I think the biggest fish was 13 inches, fishing in short "sucked" but hey, we had a great day and had a good time. Proceeds go to the NJBBA and they do good things with the money they raise. I will fish it again, no problem. Only this time will not bother to air down... took longer to find a station with air than it did to fish the thing..>LOL>.. Wawa was the only place I found and though it got the job done the air pressure was a little low on out put.. gonna have to come down and fish with you Dogg next year and you can show me some of the ins and outs of south jersey fishing and then come north and I will do the same... but all in all... great day,,,, thanks for asking..... salt


----------



## RuddeDogg (Mar 20, 2004)

SALTSHAKER said:


> I think the biggest fish was 13 inches, fishing in short "sucked" but hey, we had a great day and had a good time. Proceeds go to the NJBBA and they do good things with the money they raise. I will fish it again, no problem. Only this time will not bother to air down... took longer to find a station with air than it did to fish the thing..>LOL>.. Wawa was the only place I found and though it got the job done the air pressure was a little low on out put.. gonna have to come down and fish with you Dogg next year and you can show me some of the ins and outs of south jersey fishing and then come north and I will do the same... but all in all... great day,,,, thanks for asking..... salt


Sounds good to me Salt.


----------



## RuddeDogg (Mar 20, 2004)

Bigguy said:


> 2nd place team had 8 sharks, 3rd had 5 sharks. 1st had(I believe) 1 kingfish and 7 sharks.

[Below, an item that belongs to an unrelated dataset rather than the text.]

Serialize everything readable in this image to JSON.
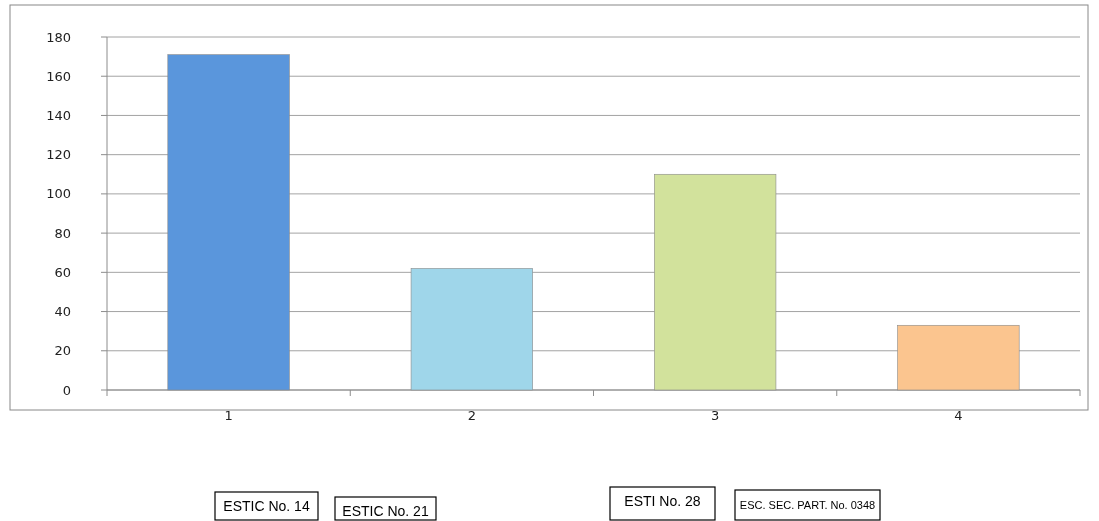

Yeah I heard that it was pretty bad but like Salt said, good cause.


----------



## Bigguy (Jun 2, 2005)

I also fished the individual overnight event. Same results, 1 12" kingfish won the whole thing. NO 2nd place fish!!! This Sat. the game moves to WildWood Crest. Hope the results are different.


----------



## RuddeDogg (Mar 20, 2004)

Bigguy said:


> I also fished the individual overnight event. Same results, 1 12" kingfish won the whole thing. NO 2nd place fish!!! This Sat. the game moves to WildWood Crest. Hope the results are different.


Water temp is still to warm. Resident schoolie stripers have been caught here and there as well as blues.


----------